I don’t know anything about other majors but the Top MBA schools (sloan, Stanford, Booth, etc), they require you to have professional experiences like two or three years or longer after undergraduate. And it is better that you show a progressive career meaning if your entry level is doing analyst job and after three years, you are doing the same thing without any promotion to be Supervisor, Assistant Manager, etc aka not showing career movement in rank and file (track records) then most likely those top MBA schools will not admit you. However, there is also local MBA schools (profit oriented) that will take any students fresh undergraduates to join MBA as long they pay the bills.

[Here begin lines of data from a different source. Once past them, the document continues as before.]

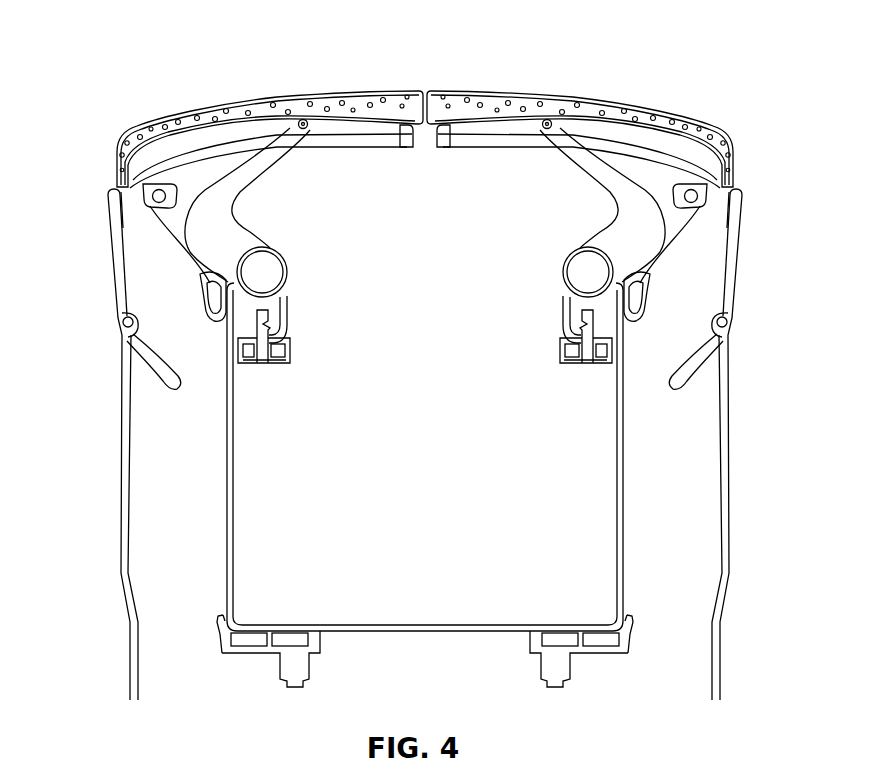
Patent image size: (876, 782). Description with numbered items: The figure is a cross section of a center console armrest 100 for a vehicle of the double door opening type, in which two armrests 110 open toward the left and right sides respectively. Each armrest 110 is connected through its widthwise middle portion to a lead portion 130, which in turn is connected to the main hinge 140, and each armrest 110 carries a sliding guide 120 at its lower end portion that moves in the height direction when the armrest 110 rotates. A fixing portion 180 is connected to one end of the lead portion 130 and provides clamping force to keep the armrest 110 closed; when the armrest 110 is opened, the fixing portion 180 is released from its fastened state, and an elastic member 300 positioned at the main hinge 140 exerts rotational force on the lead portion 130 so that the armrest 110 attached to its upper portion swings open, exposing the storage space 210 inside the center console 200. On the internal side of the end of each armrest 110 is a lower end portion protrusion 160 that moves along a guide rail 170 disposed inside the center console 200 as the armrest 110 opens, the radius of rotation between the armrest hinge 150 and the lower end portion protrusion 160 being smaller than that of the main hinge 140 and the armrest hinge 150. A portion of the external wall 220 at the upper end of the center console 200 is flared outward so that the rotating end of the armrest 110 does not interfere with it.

The center console armrest 100 is at (453, 60).
The armrest 110 is at (185, 103).
The sliding guide 120 is at (426, 133).
The lead portion 130 is at (231, 208).
The main hinge 140 is at (297, 290).
The armrest hinge 150 is at (302, 121).
The lower end portion protrusion 160 is at (692, 197).
The guide rail 170 is at (667, 255).
The fixing portion 180 is at (289, 328).
The center console 200 is at (735, 444).
The storage space 210 is at (435, 550).
The external wall 220 is at (110, 254).
The elastic member 300 is at (273, 282).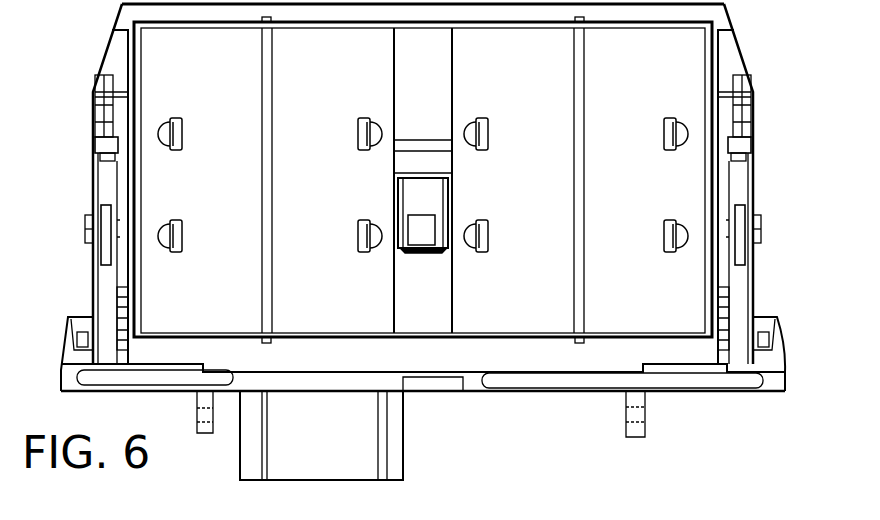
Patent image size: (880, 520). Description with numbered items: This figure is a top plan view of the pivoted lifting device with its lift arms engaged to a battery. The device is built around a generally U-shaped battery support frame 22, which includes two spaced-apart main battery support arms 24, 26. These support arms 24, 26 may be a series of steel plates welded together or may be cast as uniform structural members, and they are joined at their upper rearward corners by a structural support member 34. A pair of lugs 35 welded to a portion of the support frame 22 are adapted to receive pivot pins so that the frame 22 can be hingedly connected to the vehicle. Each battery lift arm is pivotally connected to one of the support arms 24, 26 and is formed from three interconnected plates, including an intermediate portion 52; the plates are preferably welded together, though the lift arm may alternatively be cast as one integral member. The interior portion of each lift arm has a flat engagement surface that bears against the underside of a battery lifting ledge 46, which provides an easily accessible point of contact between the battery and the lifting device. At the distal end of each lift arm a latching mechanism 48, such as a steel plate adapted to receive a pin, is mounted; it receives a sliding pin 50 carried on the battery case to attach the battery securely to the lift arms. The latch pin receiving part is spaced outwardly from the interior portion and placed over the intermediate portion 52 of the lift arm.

The battery support frame 22 is at (511, 392).
The main battery support arm 24 is at (740, 287).
The main battery support arm 26 is at (105, 282).
The structural support member 34 is at (433, 392).
The lug 35 is at (205, 434).
The battery lifting ledge 46 is at (127, 183).
The latching mechanism 48 is at (94, 113).
The sliding pin 50 is at (102, 160).
The intermediate portion 52 is at (108, 183).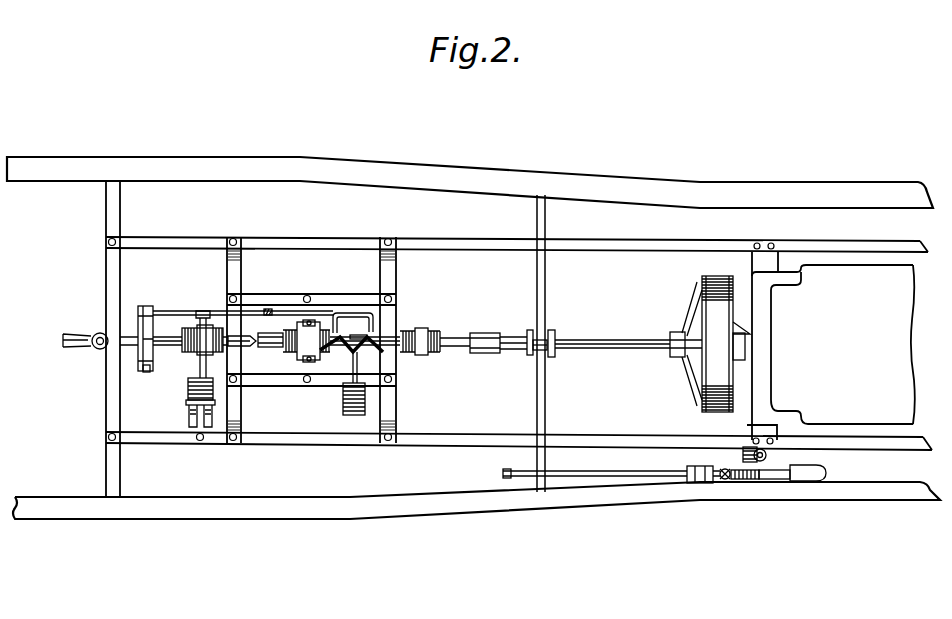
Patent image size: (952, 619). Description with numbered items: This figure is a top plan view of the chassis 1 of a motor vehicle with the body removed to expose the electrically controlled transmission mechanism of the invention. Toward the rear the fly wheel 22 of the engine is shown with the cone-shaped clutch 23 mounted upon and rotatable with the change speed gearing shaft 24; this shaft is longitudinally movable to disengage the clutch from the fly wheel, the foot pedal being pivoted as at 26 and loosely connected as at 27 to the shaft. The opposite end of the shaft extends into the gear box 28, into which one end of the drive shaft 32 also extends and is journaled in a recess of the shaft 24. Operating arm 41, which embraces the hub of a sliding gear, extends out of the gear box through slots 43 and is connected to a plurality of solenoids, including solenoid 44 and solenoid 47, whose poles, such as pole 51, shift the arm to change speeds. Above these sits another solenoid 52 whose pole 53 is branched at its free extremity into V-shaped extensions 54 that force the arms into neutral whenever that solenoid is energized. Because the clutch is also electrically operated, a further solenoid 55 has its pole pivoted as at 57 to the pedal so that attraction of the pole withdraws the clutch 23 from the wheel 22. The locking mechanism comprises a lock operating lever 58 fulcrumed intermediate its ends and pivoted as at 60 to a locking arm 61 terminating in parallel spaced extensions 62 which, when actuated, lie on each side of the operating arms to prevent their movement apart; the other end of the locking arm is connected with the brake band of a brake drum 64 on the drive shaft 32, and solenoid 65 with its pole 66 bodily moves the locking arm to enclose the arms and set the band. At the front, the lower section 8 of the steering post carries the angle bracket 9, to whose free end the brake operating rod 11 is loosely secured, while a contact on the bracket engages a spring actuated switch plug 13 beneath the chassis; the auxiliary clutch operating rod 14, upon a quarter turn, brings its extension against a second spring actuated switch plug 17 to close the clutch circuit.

Then again graduate schools in business are for career movement for anyone non business majors or business major into managerial position/competent manager like (CEO/CFO, GM, line management etc) especially if your undergraduate is not business and don’t know how to read/interpret financial statement nor taking any business classes (accounting, management, finance and banking, business law, marketing, etc). Then you need MBA to advance your career.
Anyhow, I believe that going to work after undergraduate is not waste of time and it is valuable as they can have a taste of real work (or real world too) and shape their world to be focus on their career before going to grad. school.
Neither of those is true, although the second one requires some work.
The first one is easy: It’s not harder, not if you made a good impression on the professors that you worked with in undergrad. For an example, I went back to my undergrad a few weeks ago to visit for a recruitment event for my company; I dropped in on one of my professors, who I only took two classes with (didn’t even do research with her). She immediately remembered me. If you work with professors closely in scholarship they will definitely remember you. What you do is after the time off, you reach out via email and let them know that you’re planning to apply for PhD programs, you’d like a letter of recommendation, and provide them with a resume, an update of what you’ve done since college and a draft of your personal statement.
The second one also isn’t true, if all you are taking is a year. You’d be applying in the early part of that year and would only have about 4-5 months between the time you graduate and the time you apply. You don’t even have to mention what you are doing then in the personal statement unless it’s relevant.
I’d say you’d really only have to significantly explain gaps of 3-4 years or longer, and even then all it takes is a little explanation. If you are involved in academic math in the intervening years in some way, no need to explain. If you are involved in a professional job that has ties to math, all you have to do is explain how that job is related to math and how it’s impelled you to further graduate study (“After serving as an actuary for four years, I’ve realized by using [math technique X] on a daily basis that I am really fascinated with [how math technique X intersects with theory Y] and I want to further the field by doing scholarship in that area.” Or whatever).
If your job in the intervening years has nothing to do with math or math scholarship, then you have a little harder job to explain why you are still committed and devoted to math scholarship. Professors will, indeed, wonder whether you taking time away has dampened your commitment or eroded some of your math research skills, and the longer that time is the more difficult it will become to explain it away. But we’re talking about long gaps of the 4+ years range; one or even two years isn’t going to make a huge difference.